Due to improved global economic environment, most Pacific island economies are expected to perform slightly better in 2010 than in 2009, Asian Development Bank (ADB) said Tuesday.
In the first publication for 2010 on Pacific Economy, the Pacific islands are expected to expand by 0.5 percent in 2010, after contracting by an estimated 1.4 percent in 2009, the ADB said.
Vanuatu is expected to remain the best performing Pacific island economy, bolstered by the benefits of recent improvements to its economic policy. Of all the Pacific island economies, only the Fiji Islands and Palau are expected to contract in 2010, an improvement from 2009 when five economies in the region contracted.
The overall growth rate for the Pacific region (the Pacific islands, plus Papua New Guinea and Timor-Leste) is expected to rise slightly in 2010 to 3.7 percent, from 2.4 percent in 2009, largely driven by resource-rich Papua New Guinea and Timor-Leste.

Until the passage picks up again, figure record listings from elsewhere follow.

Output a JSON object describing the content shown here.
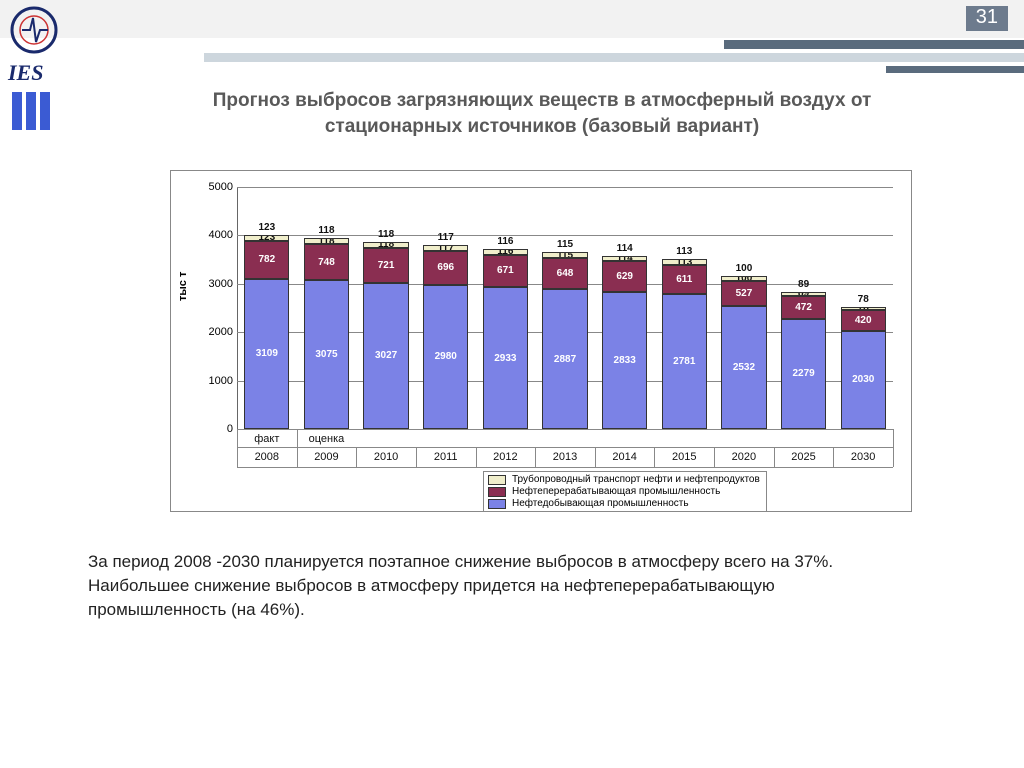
{
  "page_number": "31",
  "logo_text": "IES",
  "title_line1": "Прогноз выбросов загрязняющих веществ в атмосферный воздух от",
  "title_line2": "стационарных источников (базовый вариант)",
  "caption_line1": "За период 2008 -2030 планируется  поэтапное снижение выбросов в атмосферу всего на 37%.",
  "caption_line2": "Наибольшее снижение выбросов в атмосферу придется на нефтеперерабатывающую",
  "caption_line3": "промышленность (на 46%).",
  "ylabel": "тыс т",
  "chart": {
    "type": "stacked-bar",
    "ylim": [
      0,
      5000
    ],
    "ytick_step": 1000,
    "yticks": [
      "0",
      "1000",
      "2000",
      "3000",
      "4000",
      "5000"
    ],
    "background_color": "#ffffff",
    "grid_color": "#888888",
    "bar_border": "#333333",
    "series": [
      {
        "key": "s1",
        "label": "Нефтедобывающая промышленность",
        "color": "#7b82e6",
        "text": "#ffffff"
      },
      {
        "key": "s2",
        "label": "Нефтеперерабатывающая промышленность",
        "color": "#8a2e51",
        "text": "#ffffff"
      },
      {
        "key": "s3",
        "label": "Трубопроводный транспорт нефти и нефтепродуктов",
        "color": "#f0eecb",
        "text": "#111111"
      }
    ],
    "columns": [
      {
        "cat": "факт",
        "year": "2008",
        "s1": 3109,
        "s2": 782,
        "s3": 123
      },
      {
        "cat": "оценка",
        "year": "2009",
        "s1": 3075,
        "s2": 748,
        "s3": 118
      },
      {
        "cat": "",
        "year": "2010",
        "s1": 3027,
        "s2": 721,
        "s3": 118
      },
      {
        "cat": "",
        "year": "2011",
        "s1": 2980,
        "s2": 696,
        "s3": 117
      },
      {
        "cat": "",
        "year": "2012",
        "s1": 2933,
        "s2": 671,
        "s3": 116
      },
      {
        "cat": "",
        "year": "2013",
        "s1": 2887,
        "s2": 648,
        "s3": 115
      },
      {
        "cat": "",
        "year": "2014",
        "s1": 2833,
        "s2": 629,
        "s3": 114
      },
      {
        "cat": "",
        "year": "2015",
        "s1": 2781,
        "s2": 611,
        "s3": 113
      },
      {
        "cat": "",
        "year": "2020",
        "s1": 2532,
        "s2": 527,
        "s3": 100
      },
      {
        "cat": "",
        "year": "2025",
        "s1": 2279,
        "s2": 472,
        "s3": 89
      },
      {
        "cat": "",
        "year": "2030",
        "s1": 2030,
        "s2": 420,
        "s3": 78
      }
    ]
  },
  "decor": {
    "topbar_bg": "#f2f2f2",
    "page_badge_bg": "#6d7b8d",
    "stripe_dark": "#5a6b7d",
    "stripe_light": "#cdd6dd"
  }
}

The report said that many of the Pacific island governments are still feeling the impact of the economic slowdown on their tax revenue, so fiscal pressures remain. Those pressures are particularly intense in the Fiji Islands, Marshall Islands, Samoa, Solomon Islands and Tonga.
"The working poor, those that have jobs but earn too little to meet their basic needs, have been more exposed to the economic slowdown than others as construction, manufacturing and retail and wholesale activity weakened," said Cecile Gregory, Senior Advisor of ADB's Pacific Department.